Business objects are the future of content services platforms

The focus of enterprise content management must shift from a CSP-based approach to a business object services model in order to meet business needs.

Every day, business employees use a variety of systems -- including ERP, case management systems and email -- to get work done. While users create many documents and spreadsheets, they are often thought of as specific business objects, such as proposals, budgets and articles. You should think about the future of content services in the same light.

You interact with documents and folders when using a content services platform (CSP) in its default configuration. However, to provide full value, CSPs need to better reflect business needs and organizations need to move beyond the concept of content services and think about business object services.

Work with business objects

Consider a mortgage application. Every application includes information provided by the applicant, the financial institution and various external sources, and it is collectively considered a business object.

As a mortgage processor, you don't want to search for 2018 Pay Stubs.pdf. Instead, you want to locate the applicant's proof of income from 2018. In fact, there are likely multiple documents that show different sources of income over several years that you might want to search for, retrieve and review together. You want to know when documents were submitted, what actions were taken and the current status of the application. If it is a closed application, you'll also want to know what the applicant chose and why.

The entire application needs to be available within a single system. You don't want to ask one system for information about the application and another for the documents -- this disconnect can cause errors.

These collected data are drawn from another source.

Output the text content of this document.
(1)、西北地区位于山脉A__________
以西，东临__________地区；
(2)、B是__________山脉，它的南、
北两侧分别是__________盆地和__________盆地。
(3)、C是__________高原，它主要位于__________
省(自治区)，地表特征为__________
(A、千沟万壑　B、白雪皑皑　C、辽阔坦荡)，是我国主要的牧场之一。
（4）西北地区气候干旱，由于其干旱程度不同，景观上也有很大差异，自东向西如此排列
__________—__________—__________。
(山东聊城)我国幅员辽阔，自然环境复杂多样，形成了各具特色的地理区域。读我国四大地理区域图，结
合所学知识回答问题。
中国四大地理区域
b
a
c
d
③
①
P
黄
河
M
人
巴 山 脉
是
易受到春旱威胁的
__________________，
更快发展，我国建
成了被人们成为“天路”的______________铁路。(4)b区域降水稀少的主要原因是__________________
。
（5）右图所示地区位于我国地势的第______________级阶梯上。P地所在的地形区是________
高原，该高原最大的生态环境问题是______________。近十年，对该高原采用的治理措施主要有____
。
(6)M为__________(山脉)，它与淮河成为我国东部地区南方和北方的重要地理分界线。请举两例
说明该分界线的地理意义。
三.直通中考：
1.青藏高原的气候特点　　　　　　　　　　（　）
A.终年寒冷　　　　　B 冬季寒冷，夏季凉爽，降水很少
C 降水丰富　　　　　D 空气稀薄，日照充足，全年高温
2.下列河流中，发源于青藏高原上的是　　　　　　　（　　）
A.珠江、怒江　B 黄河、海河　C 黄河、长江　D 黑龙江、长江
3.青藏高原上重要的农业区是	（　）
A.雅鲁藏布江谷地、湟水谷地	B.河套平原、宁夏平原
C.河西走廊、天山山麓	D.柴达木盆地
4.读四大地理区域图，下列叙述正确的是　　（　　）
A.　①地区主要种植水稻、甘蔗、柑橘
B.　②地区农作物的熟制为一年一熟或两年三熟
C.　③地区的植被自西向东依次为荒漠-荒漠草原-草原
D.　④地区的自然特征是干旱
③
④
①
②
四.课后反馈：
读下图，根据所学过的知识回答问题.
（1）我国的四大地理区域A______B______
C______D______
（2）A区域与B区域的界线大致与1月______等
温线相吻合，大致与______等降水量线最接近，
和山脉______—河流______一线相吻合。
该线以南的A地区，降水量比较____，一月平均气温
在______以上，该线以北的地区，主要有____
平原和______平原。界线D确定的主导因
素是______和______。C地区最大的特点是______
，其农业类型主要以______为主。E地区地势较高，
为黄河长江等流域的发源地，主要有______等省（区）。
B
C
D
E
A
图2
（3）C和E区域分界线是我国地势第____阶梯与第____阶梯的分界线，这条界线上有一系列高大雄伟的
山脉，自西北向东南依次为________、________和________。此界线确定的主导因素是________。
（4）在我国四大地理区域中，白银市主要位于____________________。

Content services are part of the solution

CSPs are one way to address this disconnect. All CSPs support a content model that captures key information about content, so you can use CSPs to model business objects around content. The resulting business object in the CSP represents the total picture.

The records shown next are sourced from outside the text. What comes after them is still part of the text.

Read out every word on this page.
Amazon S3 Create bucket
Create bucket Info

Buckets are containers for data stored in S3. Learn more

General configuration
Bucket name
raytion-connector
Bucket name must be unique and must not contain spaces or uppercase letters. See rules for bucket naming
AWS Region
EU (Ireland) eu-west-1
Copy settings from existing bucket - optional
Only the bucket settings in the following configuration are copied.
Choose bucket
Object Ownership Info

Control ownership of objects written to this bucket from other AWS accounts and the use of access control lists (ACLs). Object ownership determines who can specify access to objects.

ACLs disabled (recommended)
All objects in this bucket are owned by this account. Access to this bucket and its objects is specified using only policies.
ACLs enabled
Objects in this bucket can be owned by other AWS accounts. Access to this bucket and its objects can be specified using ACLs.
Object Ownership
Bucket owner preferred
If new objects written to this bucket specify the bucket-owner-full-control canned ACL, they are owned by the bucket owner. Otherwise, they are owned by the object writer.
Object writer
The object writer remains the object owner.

Then you can use the APIs built into CSPs to pull the content out via a logical business object-based model rather than a file-based one. If the CSP supports Content Management Interoperability Services, you can query directly against these custom objects and pull out the most relevant content.

CSP challenges

Modeling business objects that have multiple documents and related objects can push the limits of a CSP's capabilities, as they can't handle large amounts of business data and each object functions differently.

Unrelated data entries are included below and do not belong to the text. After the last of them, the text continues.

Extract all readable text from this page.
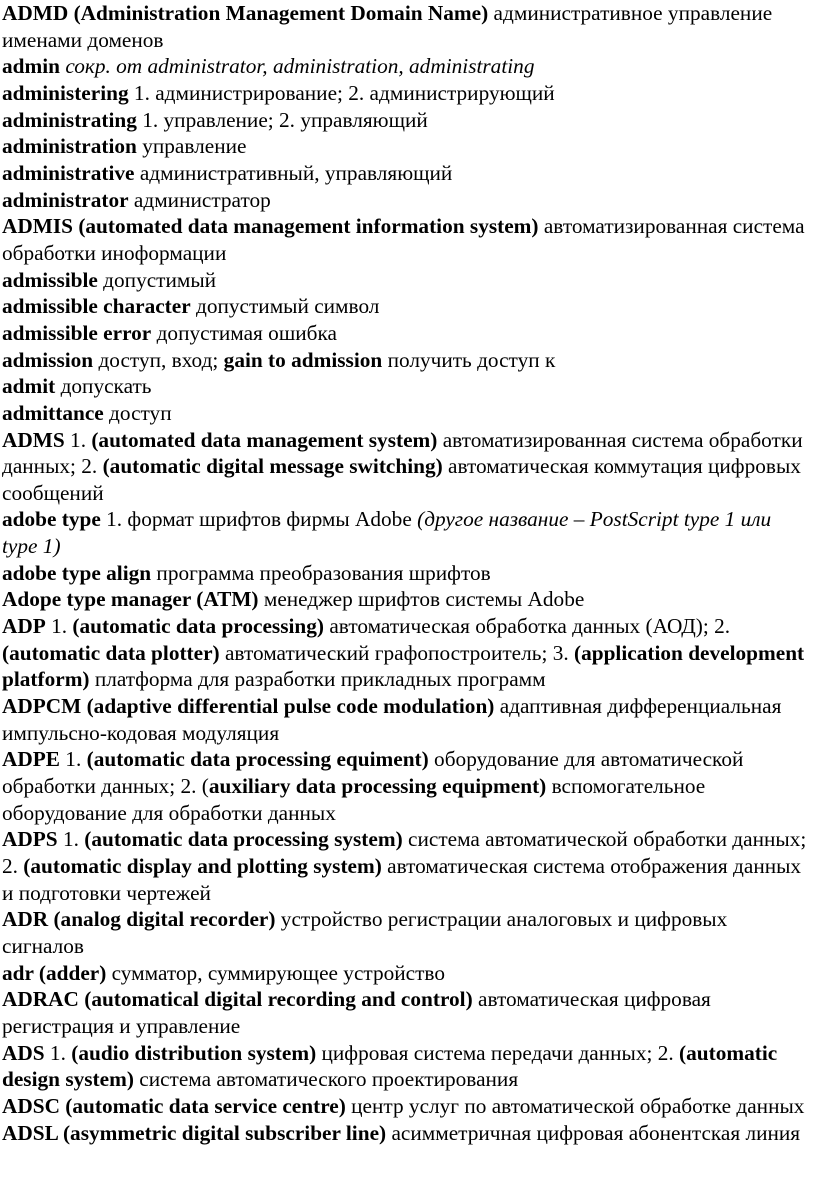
ADMD (Administration Management Domain Name) административное управление именами доменов

admin сокр. от administrator, administration, administrating

administering 1. администрирование; 2. администрирующий

administrating 1. управление; 2. управляющий

administration управление

administrative административный, управляющий

administrator администратор

ADMIS (automated data management information system) автоматизированная система обработки иноформации

admissible допустимый

admissible character допустимый символ

admissible error допустимая ошибка

admission доступ, вход; gain to admission получить доступ к

admit допускать

admittance доступ

ADMS 1. (automated data management system) автоматизированная система обработки данных; 2. (automatic digital message switching) автоматическая коммутация цифровых сообщений

adobe type 1. формат шрифтов фирмы Adobe (другое название – PostScript type 1 или type 1)

adobe type align программа преобразования шрифтов

Adope type manager (ATM) менеджер шрифтов системы Adobe

ADP 1. (automatic data processing) автоматическая обработка данных (АОД); 2. (automatic data plotter) автоматический графопостроитель; 3. (application development platform) платформа для разработки прикладных программ

ADPCM (adaptive differential pulse code modulation) адаптивная дифференциальная импульсно-кодовая модуляция

ADPE 1. (automatic data processing equiment) оборудование для автоматической обработки данных; 2. (auxiliary data processing equipment) вспомогательное оборудование для обработки данных

ADPS 1. (automatic data processing system) система автоматической обработки данных; 2. (automatic display and plotting system) автоматическая система отображения данных и подготовки чертежей

ADR (analog digital recorder) устройство регистрации аналоговых и цифровых сигналов

adr (adder) сумматор, суммирующее устройство

ADRAC (automatical digital recording and control) автоматическая цифровая регистрация и управление

ADS 1. (audio distribution system) цифровая система передачи данных; 2. (automatic design system) система автоматического проектирования

ADSC (automatic data service centre) центр услуг по автоматической обработке данных

ADSL (asymmetric digital subscriber line) асимметричная цифровая абонентская линия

Building business object services is the next step for content services.

CSPs excel at managing the exact amount of metadata they need to search and retrieve information. Though they can store additional information, it is better to place and manage it in separate business systems that are built for that purpose.

Moreover, some CSP providers have weak custom metadata support. The closer you get to a true cloud-based SaaS application, the weaker the support tends to be. Generally, the more work that a vendor does for you in operating your CSP, the less flexibility you have to customize models and behaviors. You can overcome this with system orchestration.

Linking microservices

Microservices can be intimidating for non-technologists, but they are simply independent services that perform specific tasks. For example, a mortgage processer could use microservices to store documents, request credit checks or audit an application.

You can also combine multiple microservices to create a business object service. In this process, known as orchestration, the user sequences and makes requests to several microservices to provide a larger service. This works in the same way mobile apps integrate with Google Maps and PayPal to provide navigation and transaction services.

To retrieve a mortgage application package, make a request to the business object service that stores all the mortgage information. That service takes the mortgage application ID, records the request using an audit service and retrieves the mortgage metadata from a data service. Then, it assembles the list of documents, metadata and retrieval links from your content service.

Actions can also trigger additional services. For example, if you approve an application, a microservice can generate the confirmation letter.

Future of content services

Building business object services is the next step for content services. Rather than using a CSP directly, they will be accessible through business object services, of which content services are just a part. This enables you to think about business needs rather than technical processes. Then, if you add a new CSP to the mix, business processes will operate as they always have.